# What is the product in a slice category like?

I understand that the product in a slice category $$\mathscr{C}/X$$ is the pullback in the category $$\mathscr{C}$$ - my end goal is to prove that fact. The one thing that is (currently) making me bash my head is what the product in that slice category even looks like - I've always had trouble wrapping my mind around categories whose objects are arrows.

Would anyone be able to help me visualize the product in some meaningful, useful way?

• Express pointed sets as a slice category and have a look. Oct 14, 2018 at 6:10
• Just write out the universal property of the product for an arbitrary category, then write out what that means when the arrows are arrows of a slice category. This won't help you "visualize" it (though you can write out commutative diagrams that will give you some "visual" picture), but it is a very direct approach on the problem. There are some slicker, less direct approaches, but it's probably worth just doing the direct calculation. Oct 14, 2018 at 6:34
• If you want intuition on slice categories, I encourage you to think of objects of $\mathcal C/X$ as objects over $X$ with topological mental pictures, like the reals in spiral over the circle $S^1$ (formally $x\mapsto exp(2i\pi x)$). With this view the objects are spaces in which points live above points of another fixed space and maps between the objects are the maps that don't change above which point everything lives. With that intuition in mind, the product appear kind of naturally as 'those pairs of points living above the same point'.
– Pece
Oct 15, 2018 at 8:09

$$\begin{array}{ccccc} a & \leftarrow & a \times_c b & \rightarrow & b \\ & \searrow & \downarrow & \swarrow \\ & & c \end{array}$$
Now in the slice over $$c$$, each arrow to $$c$$ gets turned into an object. Let's call them $$f$$, $$g$$ and $$h$$ from left to right in the above diagram.
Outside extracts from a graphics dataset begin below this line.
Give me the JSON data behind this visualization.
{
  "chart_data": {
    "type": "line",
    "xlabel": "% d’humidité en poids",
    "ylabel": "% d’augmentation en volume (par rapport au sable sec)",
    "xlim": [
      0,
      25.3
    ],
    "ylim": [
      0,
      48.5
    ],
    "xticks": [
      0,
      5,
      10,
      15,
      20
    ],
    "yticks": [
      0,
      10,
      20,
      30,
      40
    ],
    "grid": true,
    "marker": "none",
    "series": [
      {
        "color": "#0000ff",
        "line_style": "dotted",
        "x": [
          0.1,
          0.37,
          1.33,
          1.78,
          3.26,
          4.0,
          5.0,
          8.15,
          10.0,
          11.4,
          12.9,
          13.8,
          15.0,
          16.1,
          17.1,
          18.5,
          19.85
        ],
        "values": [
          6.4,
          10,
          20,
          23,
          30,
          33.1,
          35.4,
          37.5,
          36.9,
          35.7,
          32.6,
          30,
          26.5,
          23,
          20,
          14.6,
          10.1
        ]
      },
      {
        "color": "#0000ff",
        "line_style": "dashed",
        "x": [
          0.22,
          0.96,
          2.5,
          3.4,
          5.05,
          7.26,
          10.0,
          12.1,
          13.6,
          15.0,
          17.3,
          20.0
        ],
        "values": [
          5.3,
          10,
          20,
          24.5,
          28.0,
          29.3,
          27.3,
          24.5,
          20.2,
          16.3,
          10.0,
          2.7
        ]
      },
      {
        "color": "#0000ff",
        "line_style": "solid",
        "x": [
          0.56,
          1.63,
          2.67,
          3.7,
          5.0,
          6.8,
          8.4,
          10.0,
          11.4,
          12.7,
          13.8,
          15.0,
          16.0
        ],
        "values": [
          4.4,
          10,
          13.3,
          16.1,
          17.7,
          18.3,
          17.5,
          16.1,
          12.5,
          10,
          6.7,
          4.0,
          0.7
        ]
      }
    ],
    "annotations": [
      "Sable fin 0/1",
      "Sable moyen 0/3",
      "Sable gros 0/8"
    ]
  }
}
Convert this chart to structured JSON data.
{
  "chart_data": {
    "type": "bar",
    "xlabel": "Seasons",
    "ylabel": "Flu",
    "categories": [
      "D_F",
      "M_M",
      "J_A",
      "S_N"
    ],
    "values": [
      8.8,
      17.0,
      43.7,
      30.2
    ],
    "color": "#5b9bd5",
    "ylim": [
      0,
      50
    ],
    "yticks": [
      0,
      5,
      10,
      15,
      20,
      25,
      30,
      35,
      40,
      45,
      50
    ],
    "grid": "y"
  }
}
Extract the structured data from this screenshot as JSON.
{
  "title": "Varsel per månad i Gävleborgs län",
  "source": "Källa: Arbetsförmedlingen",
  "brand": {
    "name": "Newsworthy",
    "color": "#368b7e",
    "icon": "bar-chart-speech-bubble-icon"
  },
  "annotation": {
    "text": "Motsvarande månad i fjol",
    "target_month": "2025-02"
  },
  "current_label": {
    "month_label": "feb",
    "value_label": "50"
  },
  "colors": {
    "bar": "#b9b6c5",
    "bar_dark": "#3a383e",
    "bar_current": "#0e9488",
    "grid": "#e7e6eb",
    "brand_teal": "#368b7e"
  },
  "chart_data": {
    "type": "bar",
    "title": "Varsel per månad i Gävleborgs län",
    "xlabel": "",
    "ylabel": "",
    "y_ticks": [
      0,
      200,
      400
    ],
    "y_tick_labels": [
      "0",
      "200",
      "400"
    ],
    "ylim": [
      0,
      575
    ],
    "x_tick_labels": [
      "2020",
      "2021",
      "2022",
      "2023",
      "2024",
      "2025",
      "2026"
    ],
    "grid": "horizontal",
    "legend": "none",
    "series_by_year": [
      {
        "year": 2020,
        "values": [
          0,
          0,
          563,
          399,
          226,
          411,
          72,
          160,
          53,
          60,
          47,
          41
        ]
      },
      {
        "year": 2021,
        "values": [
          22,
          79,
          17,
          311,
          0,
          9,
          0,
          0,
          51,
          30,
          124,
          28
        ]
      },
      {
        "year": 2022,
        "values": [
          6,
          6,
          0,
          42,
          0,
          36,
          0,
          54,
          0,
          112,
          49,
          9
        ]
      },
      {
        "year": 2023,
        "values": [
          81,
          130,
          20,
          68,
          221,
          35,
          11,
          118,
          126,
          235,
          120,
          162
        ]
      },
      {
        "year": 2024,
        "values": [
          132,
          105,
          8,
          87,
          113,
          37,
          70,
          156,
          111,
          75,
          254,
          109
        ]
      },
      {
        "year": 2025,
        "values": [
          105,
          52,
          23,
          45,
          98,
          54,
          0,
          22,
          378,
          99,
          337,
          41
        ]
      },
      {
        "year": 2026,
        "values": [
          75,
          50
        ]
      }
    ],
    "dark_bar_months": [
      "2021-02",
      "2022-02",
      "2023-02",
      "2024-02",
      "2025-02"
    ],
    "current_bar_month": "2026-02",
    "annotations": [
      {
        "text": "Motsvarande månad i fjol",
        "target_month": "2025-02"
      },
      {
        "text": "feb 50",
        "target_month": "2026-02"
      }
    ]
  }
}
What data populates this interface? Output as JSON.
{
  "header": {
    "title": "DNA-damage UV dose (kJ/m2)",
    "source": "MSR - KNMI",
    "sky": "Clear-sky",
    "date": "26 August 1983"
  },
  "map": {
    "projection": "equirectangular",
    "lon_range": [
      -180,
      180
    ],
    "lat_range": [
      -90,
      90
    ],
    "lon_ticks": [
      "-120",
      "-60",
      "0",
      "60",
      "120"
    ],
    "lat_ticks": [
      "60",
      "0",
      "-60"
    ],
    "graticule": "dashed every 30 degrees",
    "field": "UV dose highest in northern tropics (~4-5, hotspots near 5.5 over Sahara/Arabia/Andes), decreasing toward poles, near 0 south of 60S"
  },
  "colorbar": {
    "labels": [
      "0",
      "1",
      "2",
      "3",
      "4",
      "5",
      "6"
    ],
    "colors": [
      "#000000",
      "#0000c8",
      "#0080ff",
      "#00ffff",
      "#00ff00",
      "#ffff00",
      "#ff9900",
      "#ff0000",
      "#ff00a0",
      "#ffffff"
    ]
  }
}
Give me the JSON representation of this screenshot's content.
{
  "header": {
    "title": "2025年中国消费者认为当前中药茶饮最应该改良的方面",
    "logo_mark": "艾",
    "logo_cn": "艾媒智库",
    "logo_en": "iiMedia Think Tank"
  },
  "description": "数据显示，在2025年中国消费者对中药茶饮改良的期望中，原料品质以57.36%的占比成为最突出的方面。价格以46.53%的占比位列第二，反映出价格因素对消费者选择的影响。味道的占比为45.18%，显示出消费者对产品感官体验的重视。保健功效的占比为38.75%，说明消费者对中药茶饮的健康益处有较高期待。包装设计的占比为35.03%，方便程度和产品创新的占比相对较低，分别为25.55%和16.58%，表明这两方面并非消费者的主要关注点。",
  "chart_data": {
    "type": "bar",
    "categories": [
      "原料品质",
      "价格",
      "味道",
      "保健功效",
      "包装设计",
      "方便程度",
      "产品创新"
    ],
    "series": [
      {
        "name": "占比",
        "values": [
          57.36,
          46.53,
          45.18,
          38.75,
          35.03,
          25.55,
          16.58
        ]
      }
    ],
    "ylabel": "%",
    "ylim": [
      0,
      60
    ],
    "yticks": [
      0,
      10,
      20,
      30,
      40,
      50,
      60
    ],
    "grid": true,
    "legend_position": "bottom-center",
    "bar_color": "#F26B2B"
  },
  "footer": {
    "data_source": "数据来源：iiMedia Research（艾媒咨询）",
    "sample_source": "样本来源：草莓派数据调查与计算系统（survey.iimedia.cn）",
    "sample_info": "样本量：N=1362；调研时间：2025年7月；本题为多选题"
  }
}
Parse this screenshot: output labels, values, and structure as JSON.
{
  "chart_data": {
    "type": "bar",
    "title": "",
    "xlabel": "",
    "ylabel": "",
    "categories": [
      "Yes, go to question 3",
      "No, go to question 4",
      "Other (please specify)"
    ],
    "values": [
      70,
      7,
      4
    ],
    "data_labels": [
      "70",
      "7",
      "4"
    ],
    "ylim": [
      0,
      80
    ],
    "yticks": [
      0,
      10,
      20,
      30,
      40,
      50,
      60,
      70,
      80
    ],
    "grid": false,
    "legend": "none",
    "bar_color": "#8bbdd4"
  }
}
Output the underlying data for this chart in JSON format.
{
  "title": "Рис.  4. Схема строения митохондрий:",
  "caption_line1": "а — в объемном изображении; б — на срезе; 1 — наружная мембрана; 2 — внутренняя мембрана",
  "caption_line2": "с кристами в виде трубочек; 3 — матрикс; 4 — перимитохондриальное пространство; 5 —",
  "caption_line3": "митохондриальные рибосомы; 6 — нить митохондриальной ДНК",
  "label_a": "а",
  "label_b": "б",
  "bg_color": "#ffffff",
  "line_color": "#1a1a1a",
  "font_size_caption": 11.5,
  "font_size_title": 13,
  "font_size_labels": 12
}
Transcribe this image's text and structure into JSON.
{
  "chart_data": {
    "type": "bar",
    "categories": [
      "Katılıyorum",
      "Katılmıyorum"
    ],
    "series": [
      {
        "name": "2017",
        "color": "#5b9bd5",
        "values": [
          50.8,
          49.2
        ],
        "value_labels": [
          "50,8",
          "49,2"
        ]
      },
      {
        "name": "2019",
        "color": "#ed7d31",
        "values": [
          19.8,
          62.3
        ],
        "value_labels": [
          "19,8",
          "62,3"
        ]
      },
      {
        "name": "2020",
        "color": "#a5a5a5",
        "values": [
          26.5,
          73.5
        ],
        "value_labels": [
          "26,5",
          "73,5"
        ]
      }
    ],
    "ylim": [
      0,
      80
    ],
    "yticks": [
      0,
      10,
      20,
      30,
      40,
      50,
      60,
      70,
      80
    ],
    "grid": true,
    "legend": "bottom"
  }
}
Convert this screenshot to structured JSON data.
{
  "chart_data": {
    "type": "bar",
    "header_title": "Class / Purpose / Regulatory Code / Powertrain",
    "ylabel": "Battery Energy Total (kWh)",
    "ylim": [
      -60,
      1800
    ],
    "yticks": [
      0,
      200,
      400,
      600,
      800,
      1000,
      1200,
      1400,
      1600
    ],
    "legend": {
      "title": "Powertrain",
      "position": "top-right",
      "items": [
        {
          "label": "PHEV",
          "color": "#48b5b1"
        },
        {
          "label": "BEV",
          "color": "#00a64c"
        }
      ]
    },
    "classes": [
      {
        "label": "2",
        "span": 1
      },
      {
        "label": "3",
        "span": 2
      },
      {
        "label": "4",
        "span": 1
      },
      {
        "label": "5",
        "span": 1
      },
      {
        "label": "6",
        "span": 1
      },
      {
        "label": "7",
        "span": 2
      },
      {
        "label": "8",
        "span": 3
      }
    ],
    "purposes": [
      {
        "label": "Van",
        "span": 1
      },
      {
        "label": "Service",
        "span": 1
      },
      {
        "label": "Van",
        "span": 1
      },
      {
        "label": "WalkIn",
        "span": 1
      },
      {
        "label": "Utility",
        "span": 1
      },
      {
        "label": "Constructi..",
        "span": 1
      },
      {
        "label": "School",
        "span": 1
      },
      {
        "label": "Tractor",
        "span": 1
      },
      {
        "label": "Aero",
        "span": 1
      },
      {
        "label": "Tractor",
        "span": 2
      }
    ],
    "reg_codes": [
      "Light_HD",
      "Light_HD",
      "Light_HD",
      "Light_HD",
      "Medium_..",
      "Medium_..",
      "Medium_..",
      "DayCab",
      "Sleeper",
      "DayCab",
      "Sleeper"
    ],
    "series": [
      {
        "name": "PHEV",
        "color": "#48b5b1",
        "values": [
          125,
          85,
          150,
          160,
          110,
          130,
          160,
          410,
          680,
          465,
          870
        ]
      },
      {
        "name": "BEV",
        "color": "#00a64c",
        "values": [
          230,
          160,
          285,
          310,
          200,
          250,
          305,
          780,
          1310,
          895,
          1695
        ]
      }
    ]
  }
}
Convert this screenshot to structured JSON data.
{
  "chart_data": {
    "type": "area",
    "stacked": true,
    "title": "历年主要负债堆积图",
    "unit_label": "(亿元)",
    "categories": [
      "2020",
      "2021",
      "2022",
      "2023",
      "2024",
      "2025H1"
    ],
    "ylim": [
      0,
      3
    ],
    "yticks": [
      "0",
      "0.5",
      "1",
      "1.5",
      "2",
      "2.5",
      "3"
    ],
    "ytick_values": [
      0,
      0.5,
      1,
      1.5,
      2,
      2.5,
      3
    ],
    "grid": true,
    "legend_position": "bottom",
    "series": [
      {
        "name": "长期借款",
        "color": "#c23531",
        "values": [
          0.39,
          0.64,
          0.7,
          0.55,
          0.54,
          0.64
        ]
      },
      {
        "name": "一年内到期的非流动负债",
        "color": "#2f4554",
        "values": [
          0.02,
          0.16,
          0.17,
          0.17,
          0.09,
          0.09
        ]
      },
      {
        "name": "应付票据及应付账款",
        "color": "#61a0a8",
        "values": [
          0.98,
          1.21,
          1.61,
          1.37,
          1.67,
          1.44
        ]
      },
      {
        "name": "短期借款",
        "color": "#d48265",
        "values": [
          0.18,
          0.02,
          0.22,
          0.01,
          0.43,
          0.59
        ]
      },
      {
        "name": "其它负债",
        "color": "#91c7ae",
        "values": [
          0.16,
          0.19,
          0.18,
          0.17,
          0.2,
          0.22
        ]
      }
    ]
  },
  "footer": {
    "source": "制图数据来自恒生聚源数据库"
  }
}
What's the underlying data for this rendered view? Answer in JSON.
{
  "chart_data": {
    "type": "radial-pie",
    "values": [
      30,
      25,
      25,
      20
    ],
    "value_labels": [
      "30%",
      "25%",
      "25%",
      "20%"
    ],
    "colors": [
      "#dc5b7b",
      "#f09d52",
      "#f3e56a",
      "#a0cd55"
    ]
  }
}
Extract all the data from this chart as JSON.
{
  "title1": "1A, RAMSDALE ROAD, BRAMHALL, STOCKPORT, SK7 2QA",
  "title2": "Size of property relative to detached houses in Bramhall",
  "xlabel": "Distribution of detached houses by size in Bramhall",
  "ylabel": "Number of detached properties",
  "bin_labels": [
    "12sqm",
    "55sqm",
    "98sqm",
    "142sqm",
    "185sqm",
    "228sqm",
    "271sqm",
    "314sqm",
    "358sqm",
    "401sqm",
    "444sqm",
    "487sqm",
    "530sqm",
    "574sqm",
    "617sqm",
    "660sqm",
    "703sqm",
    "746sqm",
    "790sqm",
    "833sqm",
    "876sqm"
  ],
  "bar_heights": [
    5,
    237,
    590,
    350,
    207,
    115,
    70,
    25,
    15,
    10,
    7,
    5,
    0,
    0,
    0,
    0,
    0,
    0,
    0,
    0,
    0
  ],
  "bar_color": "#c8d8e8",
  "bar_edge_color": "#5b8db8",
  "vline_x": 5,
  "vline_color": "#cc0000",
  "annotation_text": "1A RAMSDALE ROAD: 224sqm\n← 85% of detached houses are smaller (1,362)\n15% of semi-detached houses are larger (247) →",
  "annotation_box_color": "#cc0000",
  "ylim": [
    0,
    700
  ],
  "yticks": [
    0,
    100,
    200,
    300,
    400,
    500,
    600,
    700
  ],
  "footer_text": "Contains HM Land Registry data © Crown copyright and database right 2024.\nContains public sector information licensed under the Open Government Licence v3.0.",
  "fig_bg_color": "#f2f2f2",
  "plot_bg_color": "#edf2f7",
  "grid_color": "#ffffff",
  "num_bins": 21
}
The arrows $$a \times_c b \rightarrow a$$ und $$a \times_c b \rightarrow b$$ each make a triangle with two of the arrows $$f$$, $$g$$ and $$h$$ commute, so in the slice we have arrows
$$(a,f) \leftarrow (a \times_c b, g) \rightarrow (b,h)$$
which are projections making $$(a \times_c b,g)$$ into a candidate for the product $$(a,f) \times (b,h)$$ in the slice. Now the universality of $$(a \times_c b,g)$$ can be seen by adding in another candidate for the product in the slice and transfering that into the diagram in the original category, where it becomes a candidate for the pullback $$a \times_c b$$.